When studying a problem, he said, ”You suffer miserably. What I feel I`m doing is bouncing around in my brain like I had a whole collection of computers talking back and forth to each other, trying to match things somehow so some coherence between these things will show up.

”Then, suddenly, things fall into place. That is the inspirational moment of creativity. It`s all been there somewhere, but I don`t think anybody can tell you just what happened at that moment it came together.”

`These are driven people`

Ken Hope, who for 10 years directed the MacArthur Fellowships program, known popularly as ”genius grants,” also tried to define the magic. He concluded that it involved far more than intelligence.

”I think it has to do with a certain courageousness,” he said. ”When someone like Feynman is trying to understand in a fundamental and deep way what the nature of science is, that`s kind of a bold program.”

Feynman took a perverse pleasure in his unremarkable intelligence test scores.

”Feynman once said, `I may have an IQ of 120, but it`s all aimed at physics,` ” recalled Christopher Hill, a senior scientist at Fermilab who, while a graduate student at Caltech, had an office down the hall from Feynman`s.

Gleick found that Feynman was able to concentrate completely on whatever he was studying-a skill that served him well in his dating years when women found his ability to concentrate on them, albeit briefly, extremely alluring. He did not read books, even scientific ones. He did not go to movies. He did not listen to music. He did not enjoy art.

”These are driven people, absolutely obsessed,” said Dean Keith Simonton, a psychologist at the University of California at Davis whose book

”Scientific Genius: A Psychology of Science” examines the nature of scientific creativity.

Beyond logic

The greatest scientists, he said, tend to think and speak in contradictions, as in Niels Bohr`s contention that light cannot be considered either a wave or a particle, but is simultaneously both and neither.

”It`s not that they reject logic entirely, but they realize that there is something beyond logic,” Simonton said.

”Einstein insisted that you need intuition-that once your intuition got the answer, you used logic in order to convince other people you were right.

”A number of physicists talk about how they actually imagine themselves to be an electron, and what an electron would do if it were heading toward a neutron,” he said. ”Einstein imagined what would happen if he were inside an elevator in free fall.”

Feynman seemed to have a particularly strong physical intuition about the way things worked, Gleick found, an ability to use all his senses to imagine the way tiny particles of matter interact.

He seemed permeated by mathematics. ”There was something about Feynman`s mind that was related to rhythm and his constant tendency to drum his fingers,” Gleick said.
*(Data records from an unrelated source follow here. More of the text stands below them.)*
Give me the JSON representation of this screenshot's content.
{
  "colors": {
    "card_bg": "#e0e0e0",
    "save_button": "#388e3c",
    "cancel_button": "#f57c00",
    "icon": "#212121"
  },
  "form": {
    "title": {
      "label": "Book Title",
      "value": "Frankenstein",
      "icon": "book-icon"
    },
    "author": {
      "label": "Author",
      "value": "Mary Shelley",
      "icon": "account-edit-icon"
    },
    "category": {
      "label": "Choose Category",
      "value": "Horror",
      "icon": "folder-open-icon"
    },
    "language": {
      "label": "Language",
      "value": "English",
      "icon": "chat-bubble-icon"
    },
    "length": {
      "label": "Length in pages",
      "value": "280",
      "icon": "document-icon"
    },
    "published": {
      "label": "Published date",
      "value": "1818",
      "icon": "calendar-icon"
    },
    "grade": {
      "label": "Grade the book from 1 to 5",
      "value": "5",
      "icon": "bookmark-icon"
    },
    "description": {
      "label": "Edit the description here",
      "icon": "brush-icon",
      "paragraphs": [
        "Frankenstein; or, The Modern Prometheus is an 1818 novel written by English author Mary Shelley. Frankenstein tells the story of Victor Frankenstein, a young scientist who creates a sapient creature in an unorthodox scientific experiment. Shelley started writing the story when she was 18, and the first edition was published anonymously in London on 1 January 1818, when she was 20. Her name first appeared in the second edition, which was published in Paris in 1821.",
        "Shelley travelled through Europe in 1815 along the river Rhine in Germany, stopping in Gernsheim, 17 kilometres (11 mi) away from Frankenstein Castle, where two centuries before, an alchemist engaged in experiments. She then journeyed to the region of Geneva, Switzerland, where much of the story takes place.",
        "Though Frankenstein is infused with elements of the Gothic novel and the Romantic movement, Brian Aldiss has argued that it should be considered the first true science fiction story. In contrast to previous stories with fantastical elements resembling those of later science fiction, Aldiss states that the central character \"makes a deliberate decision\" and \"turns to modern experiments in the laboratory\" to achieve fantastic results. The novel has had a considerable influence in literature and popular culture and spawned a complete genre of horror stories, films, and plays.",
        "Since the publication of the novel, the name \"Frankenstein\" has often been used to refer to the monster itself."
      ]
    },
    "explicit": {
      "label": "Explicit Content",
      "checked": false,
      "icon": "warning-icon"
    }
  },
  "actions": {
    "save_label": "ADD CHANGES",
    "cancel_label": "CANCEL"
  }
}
”One guy who knew him at Cornell talked about walking in on him, and he was rolling around on the floor, working on a problem,” Gleick said.

”Feynman was constantly waving his hands and making geometric shapes,”

said Robert W. Wilson, a Nobel Prize-winning physicist, during a recent visit to Fermilab. ”I think his mind must have worked geometrically.”

It all adds up to genius

For Gleick, the essence of genius seems to be part intelligence, part myth, part lucky timing and maybe part magic.

”I don`t believe it`s just the sum of the qualities you have,” he said. ”I think it`s also a part of the reputation you have, the community you`re in. And you aren`t a genius in science without certain problems to work on.” After Einstein died, researchers removed his brain from his body to try to find some biological explanation for the way he thought. The attempt was in vain.

Chandrasekhar, a Nobel prize-winner whose work is so original that much of it was dismissed for decades before scientists understood it, said he cannot penetrate the workings of the mind of Isaac Newton, whose ”Principia” he is now rewriting in modern mathematical equations.

”I don`t call Newton a genius,” he said. ”The only thing I can say is that I don`t understand him, but I can see a parallel between what he did and Michelangelo`s painting of the Sistine Chapel.”